Recently, stereoinversions and isomerizations of amino acid residues in the proteins of living beings have been observed. Because isomerized amino acids cause structural changes and denaturation of proteins, isomerizations of amino acid residues are suspected to cause age-related diseases. In this study, AMBER molecular force field parameters were tested by using computationally generated nonapeptides and tripeptides including stereoinverted and/or isomerized amino acid residues. Energy calculations by using density functional theory were also performed for comparison. Although the force field parameters were developed by parameter fitting for l-α-amino acids, the accuracy of the computational results for d-amino acids and ß-amino acids was comparable to those for l-α-amino acids. The conformational energies for tripeptides calculated by using density functional theory were reproduced more accurately than those for nonapeptides calculated by using the molecular mechanical force field. The evaluations were performed for the ff99SB, ff03, ff12SB, and the latest ff14SB force field parameters.

Validation of Molecular Dynamics Simulations for Prediction of Three-Dimensional Structures of Small Proteins.

Although various higher-order protein structure prediction methods have been developed, almost all of them were developed based on the three-dimensional (3D) structure information of known proteins. Here we predicted the short protein structures by molecular dynamics (MD) simulations in which only Newton's equations of motion were used and 3D structural information of known proteins was not required. To evaluate the ability of MD simulationto predict protein structures, we calculated seven short test protein (10-46 residues) in the denatured state and compared their predicted and experimental structures. The predicted structure for Trp-cage (20 residues) was close to the experimental structure by 200-ns MD simulation.
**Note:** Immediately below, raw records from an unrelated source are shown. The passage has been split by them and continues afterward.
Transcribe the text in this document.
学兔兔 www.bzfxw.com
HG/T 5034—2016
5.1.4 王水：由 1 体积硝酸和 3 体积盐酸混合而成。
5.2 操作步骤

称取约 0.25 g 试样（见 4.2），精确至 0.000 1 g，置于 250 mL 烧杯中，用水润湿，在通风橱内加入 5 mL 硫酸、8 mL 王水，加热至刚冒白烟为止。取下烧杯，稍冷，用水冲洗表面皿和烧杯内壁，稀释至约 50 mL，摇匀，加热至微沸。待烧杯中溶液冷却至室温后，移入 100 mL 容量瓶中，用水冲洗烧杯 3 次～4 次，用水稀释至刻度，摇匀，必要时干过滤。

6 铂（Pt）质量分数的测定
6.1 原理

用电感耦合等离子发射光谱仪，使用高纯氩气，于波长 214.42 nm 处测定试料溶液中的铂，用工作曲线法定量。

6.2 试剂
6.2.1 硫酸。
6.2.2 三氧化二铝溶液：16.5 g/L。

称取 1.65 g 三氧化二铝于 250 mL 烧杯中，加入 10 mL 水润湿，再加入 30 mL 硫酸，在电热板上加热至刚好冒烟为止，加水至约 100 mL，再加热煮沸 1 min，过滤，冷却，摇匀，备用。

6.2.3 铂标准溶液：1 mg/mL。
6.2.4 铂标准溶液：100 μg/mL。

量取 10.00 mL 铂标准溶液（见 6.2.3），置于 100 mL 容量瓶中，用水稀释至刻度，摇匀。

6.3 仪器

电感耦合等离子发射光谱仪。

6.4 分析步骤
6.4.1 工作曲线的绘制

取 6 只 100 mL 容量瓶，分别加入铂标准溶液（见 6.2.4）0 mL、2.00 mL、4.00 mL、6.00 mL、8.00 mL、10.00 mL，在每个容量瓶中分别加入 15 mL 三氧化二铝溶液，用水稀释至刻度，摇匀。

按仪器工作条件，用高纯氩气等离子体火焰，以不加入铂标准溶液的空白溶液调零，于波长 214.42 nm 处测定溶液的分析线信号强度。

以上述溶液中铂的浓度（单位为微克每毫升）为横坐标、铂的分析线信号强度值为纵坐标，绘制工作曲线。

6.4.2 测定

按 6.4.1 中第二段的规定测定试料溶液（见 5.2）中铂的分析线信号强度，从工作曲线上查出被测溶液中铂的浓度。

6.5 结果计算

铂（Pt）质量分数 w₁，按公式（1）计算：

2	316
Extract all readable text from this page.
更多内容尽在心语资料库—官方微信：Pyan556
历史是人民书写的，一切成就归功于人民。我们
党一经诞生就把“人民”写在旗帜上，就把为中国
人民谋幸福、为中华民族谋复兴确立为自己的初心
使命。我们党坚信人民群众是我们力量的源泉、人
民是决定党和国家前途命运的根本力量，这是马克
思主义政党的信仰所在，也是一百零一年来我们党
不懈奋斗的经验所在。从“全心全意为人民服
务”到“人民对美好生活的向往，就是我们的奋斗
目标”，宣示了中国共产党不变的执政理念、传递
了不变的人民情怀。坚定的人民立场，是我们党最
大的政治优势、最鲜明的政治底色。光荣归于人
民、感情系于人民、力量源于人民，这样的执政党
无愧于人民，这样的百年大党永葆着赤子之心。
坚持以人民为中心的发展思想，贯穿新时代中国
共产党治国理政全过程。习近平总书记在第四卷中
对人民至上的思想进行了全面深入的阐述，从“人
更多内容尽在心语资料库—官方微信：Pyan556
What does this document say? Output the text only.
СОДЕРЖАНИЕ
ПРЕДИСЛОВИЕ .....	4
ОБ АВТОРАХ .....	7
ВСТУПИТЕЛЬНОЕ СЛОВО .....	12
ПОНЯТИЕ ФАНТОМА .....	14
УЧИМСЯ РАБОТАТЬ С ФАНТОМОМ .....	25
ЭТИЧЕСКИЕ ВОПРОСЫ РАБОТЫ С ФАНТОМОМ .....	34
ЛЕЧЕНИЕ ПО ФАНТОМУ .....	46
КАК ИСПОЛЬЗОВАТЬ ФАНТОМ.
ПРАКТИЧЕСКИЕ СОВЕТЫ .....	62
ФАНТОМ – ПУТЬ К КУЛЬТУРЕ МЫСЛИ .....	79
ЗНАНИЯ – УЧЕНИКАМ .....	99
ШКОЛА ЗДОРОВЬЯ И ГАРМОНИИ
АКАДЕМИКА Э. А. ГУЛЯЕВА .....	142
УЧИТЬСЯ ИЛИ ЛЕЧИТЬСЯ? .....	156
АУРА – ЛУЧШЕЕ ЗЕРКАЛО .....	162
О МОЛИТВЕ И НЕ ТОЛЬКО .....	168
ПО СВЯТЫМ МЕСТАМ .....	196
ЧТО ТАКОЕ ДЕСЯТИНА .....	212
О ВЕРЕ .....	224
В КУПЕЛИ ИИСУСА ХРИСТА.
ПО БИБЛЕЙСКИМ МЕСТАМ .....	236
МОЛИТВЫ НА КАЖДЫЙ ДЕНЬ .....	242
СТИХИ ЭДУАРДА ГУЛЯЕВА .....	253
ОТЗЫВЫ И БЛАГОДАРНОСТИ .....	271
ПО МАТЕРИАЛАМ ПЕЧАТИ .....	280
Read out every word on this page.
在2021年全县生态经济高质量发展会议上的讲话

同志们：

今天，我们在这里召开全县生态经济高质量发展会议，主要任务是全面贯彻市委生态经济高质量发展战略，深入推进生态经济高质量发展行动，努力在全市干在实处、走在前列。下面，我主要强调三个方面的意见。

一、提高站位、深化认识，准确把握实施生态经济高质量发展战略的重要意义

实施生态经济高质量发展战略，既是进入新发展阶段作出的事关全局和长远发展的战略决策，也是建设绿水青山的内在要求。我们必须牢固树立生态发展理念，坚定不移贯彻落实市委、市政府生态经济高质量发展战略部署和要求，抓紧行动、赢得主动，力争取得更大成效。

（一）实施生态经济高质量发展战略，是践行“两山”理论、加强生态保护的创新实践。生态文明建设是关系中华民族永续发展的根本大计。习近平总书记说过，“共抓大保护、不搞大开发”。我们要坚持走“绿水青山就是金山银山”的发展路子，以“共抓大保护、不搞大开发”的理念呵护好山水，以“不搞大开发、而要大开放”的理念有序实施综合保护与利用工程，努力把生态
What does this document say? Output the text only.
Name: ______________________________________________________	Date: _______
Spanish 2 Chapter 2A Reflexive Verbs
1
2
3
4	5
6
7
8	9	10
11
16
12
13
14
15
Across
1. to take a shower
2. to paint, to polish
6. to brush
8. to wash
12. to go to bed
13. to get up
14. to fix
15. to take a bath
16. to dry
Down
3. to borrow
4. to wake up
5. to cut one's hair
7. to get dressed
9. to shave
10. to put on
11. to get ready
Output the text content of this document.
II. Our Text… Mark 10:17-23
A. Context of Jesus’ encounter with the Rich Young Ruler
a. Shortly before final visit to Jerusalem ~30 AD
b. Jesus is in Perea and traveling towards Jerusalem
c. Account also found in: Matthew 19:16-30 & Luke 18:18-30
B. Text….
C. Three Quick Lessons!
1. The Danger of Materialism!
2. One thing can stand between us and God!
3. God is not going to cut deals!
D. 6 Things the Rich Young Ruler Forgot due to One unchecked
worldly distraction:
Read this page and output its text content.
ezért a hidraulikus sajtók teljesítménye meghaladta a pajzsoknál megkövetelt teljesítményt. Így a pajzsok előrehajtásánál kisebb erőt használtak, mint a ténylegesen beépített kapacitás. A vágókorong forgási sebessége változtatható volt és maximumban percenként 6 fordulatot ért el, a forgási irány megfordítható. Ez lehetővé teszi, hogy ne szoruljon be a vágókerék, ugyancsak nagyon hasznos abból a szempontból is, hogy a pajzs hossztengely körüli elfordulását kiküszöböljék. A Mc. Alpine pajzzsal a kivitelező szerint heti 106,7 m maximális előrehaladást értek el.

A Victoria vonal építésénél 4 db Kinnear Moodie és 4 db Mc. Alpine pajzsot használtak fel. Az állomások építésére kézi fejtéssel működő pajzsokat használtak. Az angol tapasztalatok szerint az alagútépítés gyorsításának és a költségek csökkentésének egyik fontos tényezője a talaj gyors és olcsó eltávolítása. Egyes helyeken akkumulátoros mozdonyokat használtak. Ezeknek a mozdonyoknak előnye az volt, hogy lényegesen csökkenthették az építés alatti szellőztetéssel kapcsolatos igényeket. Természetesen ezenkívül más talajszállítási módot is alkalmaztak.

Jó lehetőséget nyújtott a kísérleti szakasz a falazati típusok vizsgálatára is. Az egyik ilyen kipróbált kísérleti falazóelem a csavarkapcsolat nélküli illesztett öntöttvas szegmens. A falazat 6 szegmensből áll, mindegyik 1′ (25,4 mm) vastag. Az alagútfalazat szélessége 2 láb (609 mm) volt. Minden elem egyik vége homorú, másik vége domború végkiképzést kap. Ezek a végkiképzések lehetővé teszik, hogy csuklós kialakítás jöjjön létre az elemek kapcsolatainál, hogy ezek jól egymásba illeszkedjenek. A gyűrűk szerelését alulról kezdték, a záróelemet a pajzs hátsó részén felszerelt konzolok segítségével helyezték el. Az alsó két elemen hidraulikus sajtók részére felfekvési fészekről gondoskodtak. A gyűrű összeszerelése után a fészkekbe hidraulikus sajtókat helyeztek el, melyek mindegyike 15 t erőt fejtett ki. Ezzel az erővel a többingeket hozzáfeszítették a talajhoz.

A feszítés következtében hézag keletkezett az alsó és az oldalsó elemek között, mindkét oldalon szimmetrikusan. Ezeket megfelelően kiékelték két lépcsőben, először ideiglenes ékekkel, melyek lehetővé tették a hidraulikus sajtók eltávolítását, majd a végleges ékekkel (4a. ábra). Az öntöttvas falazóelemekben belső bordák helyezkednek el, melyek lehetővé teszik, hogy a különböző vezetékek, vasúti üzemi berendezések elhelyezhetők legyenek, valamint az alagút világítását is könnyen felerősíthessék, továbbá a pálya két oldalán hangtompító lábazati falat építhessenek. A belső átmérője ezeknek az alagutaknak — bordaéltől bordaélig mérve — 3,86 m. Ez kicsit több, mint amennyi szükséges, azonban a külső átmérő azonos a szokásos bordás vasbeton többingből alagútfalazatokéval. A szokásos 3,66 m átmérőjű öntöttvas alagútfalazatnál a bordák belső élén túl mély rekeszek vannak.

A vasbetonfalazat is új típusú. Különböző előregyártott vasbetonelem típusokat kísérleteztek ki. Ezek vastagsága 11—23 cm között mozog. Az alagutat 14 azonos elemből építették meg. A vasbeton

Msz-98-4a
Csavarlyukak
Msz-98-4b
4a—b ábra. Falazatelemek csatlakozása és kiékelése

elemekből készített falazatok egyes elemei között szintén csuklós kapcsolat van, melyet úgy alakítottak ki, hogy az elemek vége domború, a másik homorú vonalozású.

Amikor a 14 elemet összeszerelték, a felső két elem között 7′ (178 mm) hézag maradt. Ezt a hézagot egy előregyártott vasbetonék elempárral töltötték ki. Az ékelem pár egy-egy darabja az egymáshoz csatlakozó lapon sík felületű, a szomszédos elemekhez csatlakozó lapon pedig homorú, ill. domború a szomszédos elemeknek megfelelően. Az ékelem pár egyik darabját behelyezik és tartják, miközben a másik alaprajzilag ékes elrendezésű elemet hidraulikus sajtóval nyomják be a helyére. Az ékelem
For proteins shorter or longer than Trp-cage, root-mean square deviation values were larger than those for Trp-cage. However, secondary structures could be reproduced by MD simulations for proteins with 10-34 residues. Simulations by replica exchange MD were performed, but the results were similar to those from normal MD simulations. These results suggest that normal MD simulations can roughly predict short protein structures and 200-ns simulations are frequently sufficient for estimating the secondary structures of protein (approximately 20 residues). Structural prediction method using only fundamental physical laws are useful for investigating non-natural proteins, such as primitive proteins and artificial proteins for peptide-based drug delivery systems.